Automated classification of scientific publications using Large Language Models

Timeframe and Context
The project was carried out from November 2025 to January 2026 at the Institute for Applied AI and Robotics.
The goal was to support a systematic literature review on generative AI in robotics by automating the pre-screening of scientific publications. In total, 3,769 documents had to be reviewed, which otherwise would have required manual reading and assessment.
To reduce this workload, a Large Language Model was assigned two classification tasks in order to distinguish relevant from irrelevant publications and enable an efficient pre-selection.
As the sole developer, I bore full responsibility for the project, from conceptual design to the development and evaluation of the classification solution.
Implementation and Tech Stack
The implementation involved developing a classification pipeline in Python using LangChain. This pipeline enabled the two classification tasks to be applied efficiently to the scientific publications.

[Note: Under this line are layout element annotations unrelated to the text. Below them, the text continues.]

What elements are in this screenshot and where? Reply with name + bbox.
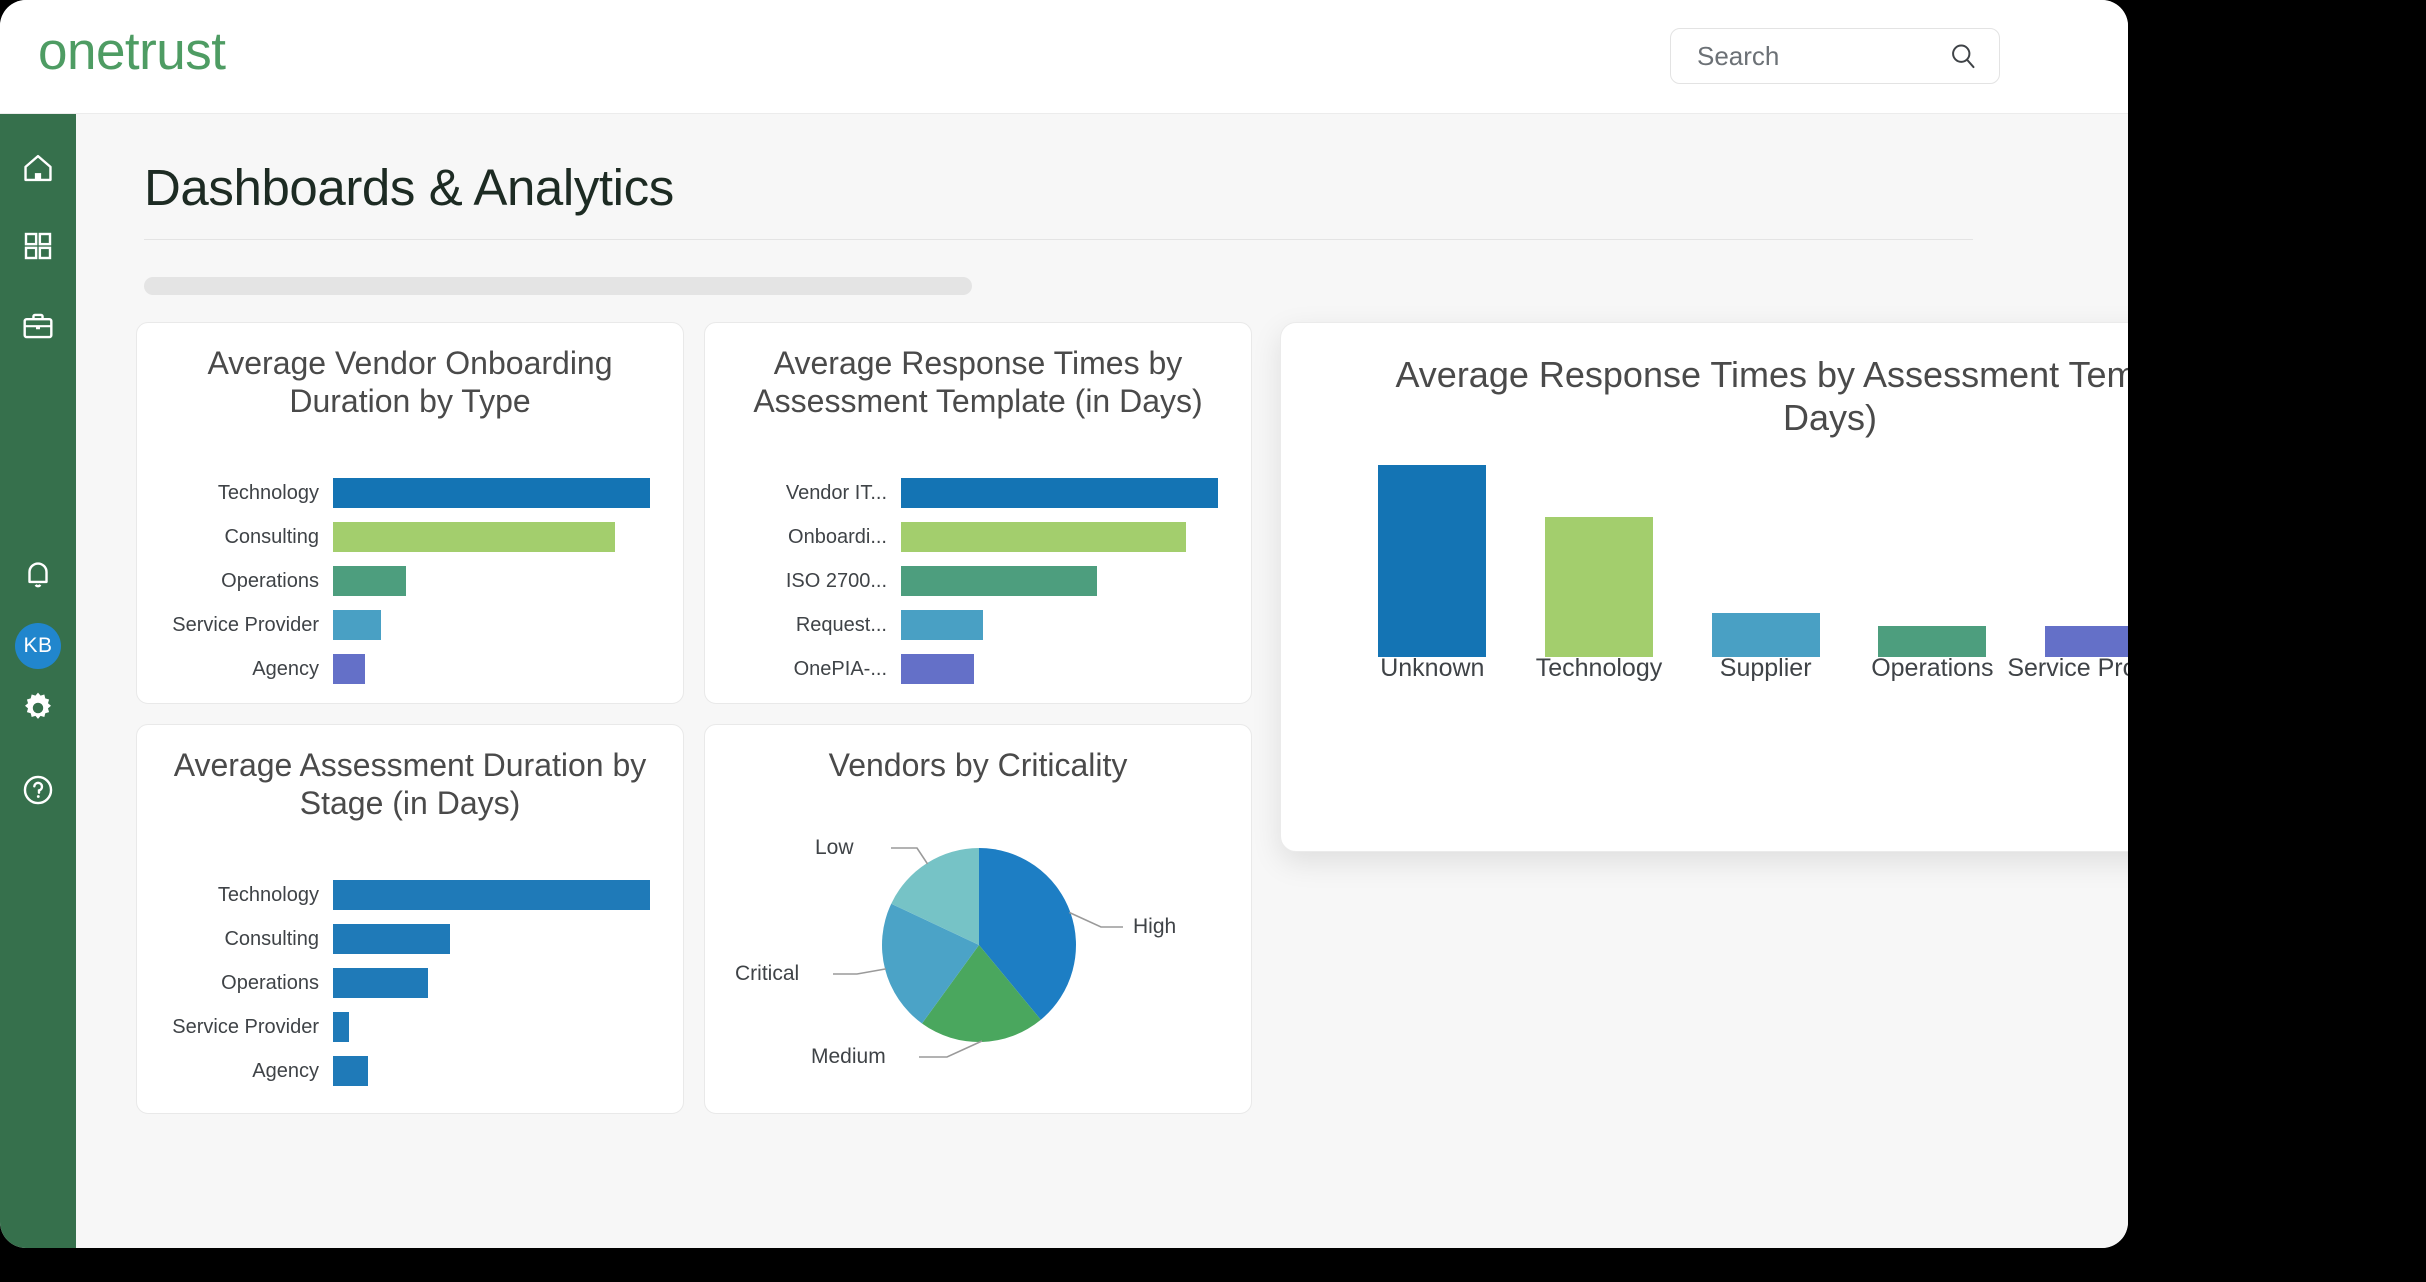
bar-track [333,515,683,559]
bar-fill[interactable] [333,566,406,596]
bar-track [333,1049,683,1093]
horizontal-bar-chart: TechnologyConsultingOperationsService Pr… [137,471,683,691]
bar-label: Consulting [137,928,333,951]
app-window: onetrust [0,0,2128,1248]
filter-bar-placeholder[interactable] [144,277,972,295]
bar-row: OnePIA-... [705,647,1251,691]
bar-row: Agency [137,1049,683,1093]
bar-row: Service Provider [137,603,683,647]
bar-fill[interactable] [901,478,1218,508]
avatar: KB [15,623,61,669]
bar-track [333,559,683,603]
bar-track [901,471,1251,515]
pie-leader-line [833,969,886,974]
bar-column: Supplier [1682,443,1849,743]
bar-label: Consulting [137,526,333,549]
panel-response-times-large[interactable]: Average Response Times by Assessment Tem… [1280,322,2128,852]
pie-slice-label: Critical [735,962,799,986]
bar-row: Agency [137,647,683,691]
bar-column: Unknown [1349,443,1516,743]
bar-row: Consulting [137,515,683,559]
bar-label: Service Provider [137,614,333,637]
panel-title: Average Response Times by Assessment Tem… [1371,353,2128,439]
card-vendor-onboarding[interactable]: Average Vendor Onboarding Duration by Ty… [136,322,684,704]
search-box[interactable] [1670,28,2000,84]
bar-fill[interactable] [333,880,650,910]
bar-fill[interactable] [333,610,381,640]
sidebar-item-notifications[interactable] [0,542,76,606]
bar-track [901,515,1251,559]
bar-fill[interactable] [1378,465,1486,657]
bar-label: OnePIA-... [705,658,901,681]
bar-label: Technology [1536,654,1662,683]
bar-label: Unknown [1380,654,1484,683]
card-assessment-duration[interactable]: Average Assessment Duration by Stage (in… [136,724,684,1114]
bar-track [333,471,683,515]
bar-label: Vendor IT... [705,482,901,505]
card-title: Average Assessment Duration by Stage (in… [161,747,659,823]
bar-fill[interactable] [333,478,650,508]
bar-label: Agency [137,658,333,681]
card-title: Average Response Times by Assessment Tem… [729,345,1227,421]
pie-svg [705,835,1253,1075]
brand-logo[interactable]: onetrust [38,25,226,78]
bar-row: Technology [137,471,683,515]
bar-track [333,603,683,647]
page-title: Dashboards & Analytics [144,158,674,217]
bar-label: Service Provider [137,1016,333,1039]
pie-leader-line [1069,912,1123,927]
bar-track [333,961,683,1005]
card-title: Vendors by Criticality [729,747,1227,785]
bar-label: Operations [137,972,333,995]
bar-column: Service Provider [2016,443,2128,743]
horizontal-bar-chart: Vendor IT...Onboardi...ISO 2700...Reques… [705,471,1251,691]
bell-icon [21,557,55,591]
search-input[interactable] [1697,29,1937,83]
horizontal-bar-chart: TechnologyConsultingOperationsService Pr… [137,873,683,1093]
bar-fill[interactable] [901,522,1186,552]
bar-fill[interactable] [333,522,615,552]
bar-column: Operations [1849,443,2016,743]
grid-icon [22,230,54,262]
bar-row: Request... [705,603,1251,647]
card-title: Average Vendor Onboarding Duration by Ty… [161,345,659,421]
bar-fill[interactable] [901,654,974,684]
home-icon [21,151,55,185]
card-vendors-by-criticality[interactable]: Vendors by Criticality HighMediumCritica… [704,724,1252,1114]
bar-track [901,559,1251,603]
sidebar: KB [0,114,76,1248]
bar-fill[interactable] [333,968,428,998]
sidebar-item-dashboards[interactable] [0,214,76,278]
bar-label: Supplier [1720,654,1812,683]
bar-fill[interactable] [1878,626,1986,657]
bar-column: Technology [1516,443,1683,743]
bar-track [333,647,683,691]
bar-track [333,873,683,917]
bar-track [333,917,683,961]
bar-label: Onboardi... [705,526,901,549]
bar-label: ISO 2700... [705,570,901,593]
bar-row: Operations [137,559,683,603]
bar-track [901,603,1251,647]
bar-row: Vendor IT... [705,471,1251,515]
bar-fill[interactable] [2045,626,2128,657]
pie-slice-label: Low [815,836,854,860]
gear-icon [19,689,57,727]
bar-label: Operations [1871,654,1993,683]
sidebar-item-home[interactable] [0,136,76,200]
bar-row: Onboardi... [705,515,1251,559]
bar-fill[interactable] [333,1056,368,1086]
app-header: onetrust [0,0,2128,114]
pie-leader-line [891,848,928,864]
bar-label: Technology [137,482,333,505]
bar-fill[interactable] [901,566,1097,596]
bar-row: ISO 2700... [705,559,1251,603]
bar-fill[interactable] [1545,517,1653,657]
title-divider [144,239,1973,240]
bar-fill[interactable] [333,1012,349,1042]
bar-track [333,1005,683,1049]
bar-fill[interactable] [1712,613,1820,657]
sidebar-item-profile[interactable]: KB [0,614,76,678]
vertical-bar-chart: UnknownTechnologySupplierOperationsServi… [1349,443,2128,743]
bar-label: Request... [705,614,901,637]
bar-fill[interactable] [333,924,450,954]
bar-row: Consulting [137,917,683,961]
card-response-times-small[interactable]: Average Response Times by Assessment Tem… [704,322,1252,704]
bar-fill[interactable] [333,654,365,684]
bar-row: Operations [137,961,683,1005]
question-circle-icon [21,773,55,807]
sidebar-item-help[interactable] [0,758,76,822]
bar-label: Operations [137,570,333,593]
bar-row: Technology [137,873,683,917]
pie-slice-label: Medium [811,1045,886,1069]
bar-label: Agency [137,1060,333,1083]
sidebar-item-vendors[interactable] [0,294,76,358]
briefcase-icon [21,309,55,343]
sidebar-item-settings[interactable] [0,676,76,740]
bar-fill[interactable] [901,610,983,640]
search-icon[interactable] [1949,42,1977,70]
bar-label: Service Provider [2007,654,2128,683]
pie-chart: HighMediumCriticalLow [705,835,1251,1115]
pie-leader-line [919,1041,982,1057]
pie-slice-label: High [1133,915,1176,939]
bar-label: Technology [137,884,333,907]
bar-track [901,647,1251,691]
bar-row: Service Provider [137,1005,683,1049]
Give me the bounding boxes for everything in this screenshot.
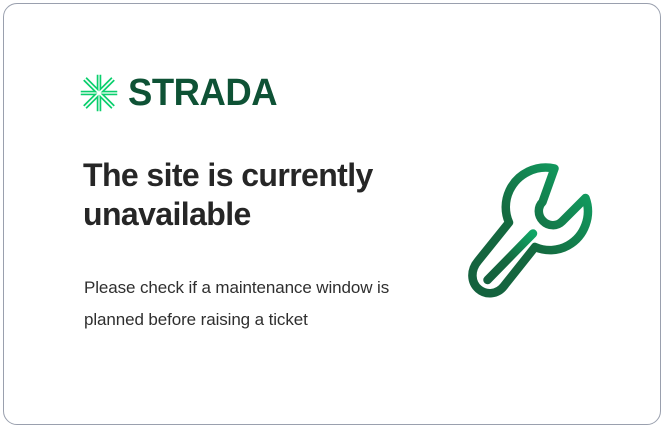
wrench-icon [459,156,611,312]
brand-wordmark: STRADA [128,74,277,112]
error-page: STRADA The site is currently unavailable… [0,0,666,436]
page-description: Please check if a maintenance window is … [84,272,394,336]
brand-lockup: STRADA [80,74,283,112]
page-title: The site is currently unavailable [83,156,433,234]
status-card: STRADA The site is currently unavailable… [3,3,661,425]
strada-asterisk-icon [80,74,118,112]
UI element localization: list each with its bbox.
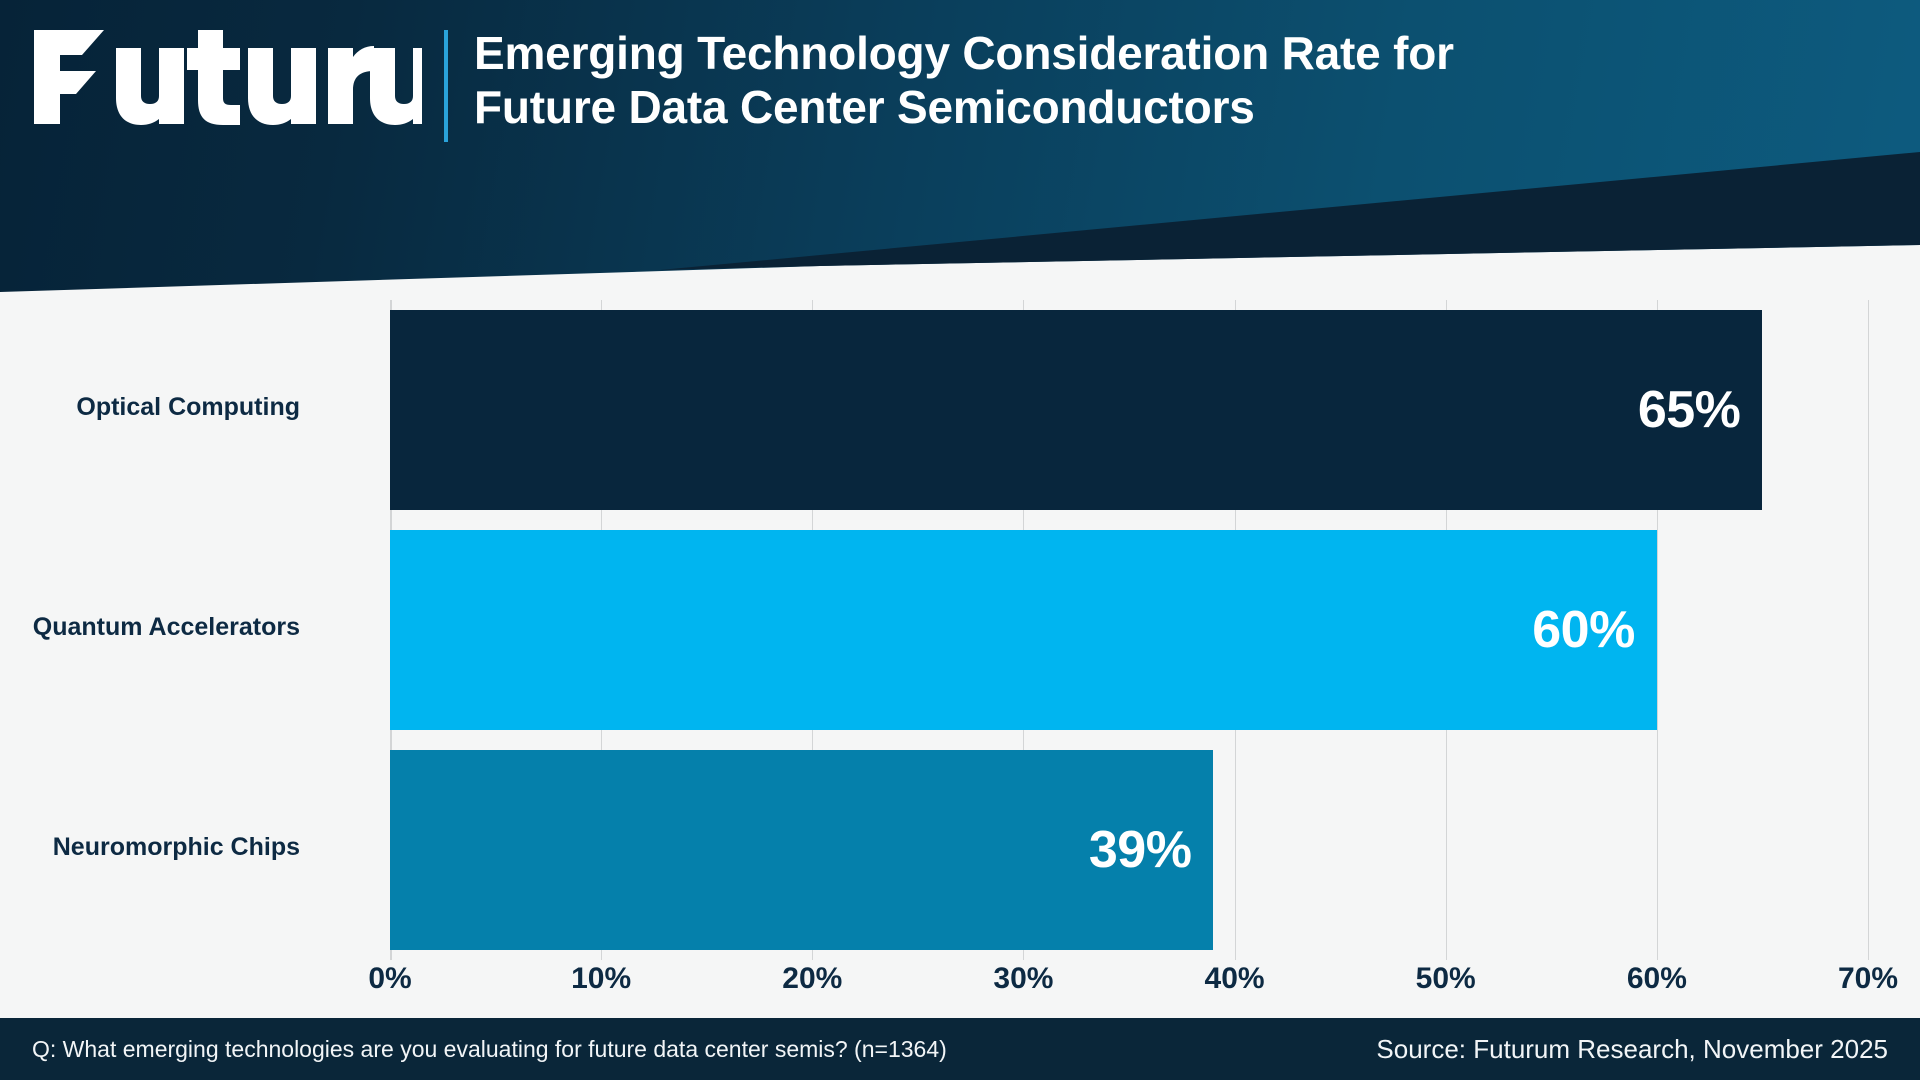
y-axis-labels: Optical ComputingQuantum AcceleratorsNeu…: [0, 300, 368, 960]
bar-row: 39%: [390, 750, 1213, 950]
bar[interactable]: 60%: [390, 530, 1657, 730]
x-tick-label: 60%: [1627, 962, 1687, 996]
footer-bar: Q: What emerging technologies are you ev…: [0, 1018, 1920, 1080]
title-line-2: Future Data Center Semiconductors: [474, 80, 1874, 134]
plot-area: 65%60%39%: [390, 300, 1868, 960]
footer-question: Q: What emerging technologies are you ev…: [32, 1036, 947, 1063]
bar-row: 60%: [390, 530, 1657, 730]
bar-value-label: 39%: [1089, 820, 1192, 880]
title-divider: [444, 30, 448, 142]
category-label: Neuromorphic Chips: [0, 833, 300, 862]
category-label: Optical Computing: [0, 393, 300, 422]
x-tick-label: 20%: [782, 962, 842, 996]
chart-canvas: Emerging Technology Consideration Rate f…: [0, 0, 1920, 1080]
bar[interactable]: 65%: [390, 310, 1762, 510]
x-tick-label: 70%: [1838, 962, 1898, 996]
title-line-1: Emerging Technology Consideration Rate f…: [474, 27, 1454, 79]
futurum-logo: [32, 26, 422, 126]
category-label: Quantum Accelerators: [0, 613, 300, 642]
page-title: Emerging Technology Consideration Rate f…: [474, 26, 1874, 135]
bar[interactable]: 39%: [390, 750, 1213, 950]
bar-value-label: 60%: [1532, 600, 1635, 660]
x-axis-ticks: 0%10%20%30%40%50%60%70%: [390, 962, 1868, 1012]
footer-source: Source: Futurum Research, November 2025: [1376, 1034, 1888, 1065]
header-banner: Emerging Technology Consideration Rate f…: [0, 0, 1920, 300]
x-tick-label: 40%: [1205, 962, 1265, 996]
x-tick-label: 10%: [571, 962, 631, 996]
x-tick-label: 30%: [993, 962, 1053, 996]
bar-value-label: 65%: [1638, 380, 1741, 440]
x-tick-label: 50%: [1416, 962, 1476, 996]
bar-row: 65%: [390, 310, 1762, 510]
gridline: [1868, 300, 1869, 960]
bar-series: 65%60%39%: [390, 300, 1868, 960]
x-tick-label: 0%: [368, 962, 411, 996]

A locally hosted Large Language Model was used as the foundation and integrated via Ollama, enabling privacy-friendly data processing. To ensure classification quality, the prompts were systematically evaluated using accuracy, precision, and recall, and iteratively improved.
Challenges and Results
Ensuring high classification quality was a key challenge, particularly with regard to balancing precision and recall. To achieve reliable results, the prompts were iteratively optimized and systematically evaluated.
The defined thresholds for both classification tasks were successfully exceeded (precision > 0.9, recall > 0.95, accuracy > 0.95). As a result, the number of publications requiring manual review was significantly reduced. Of the original 3,769 publications, more than half were automatically filtered out, leaving 1,656 documents for manual screening.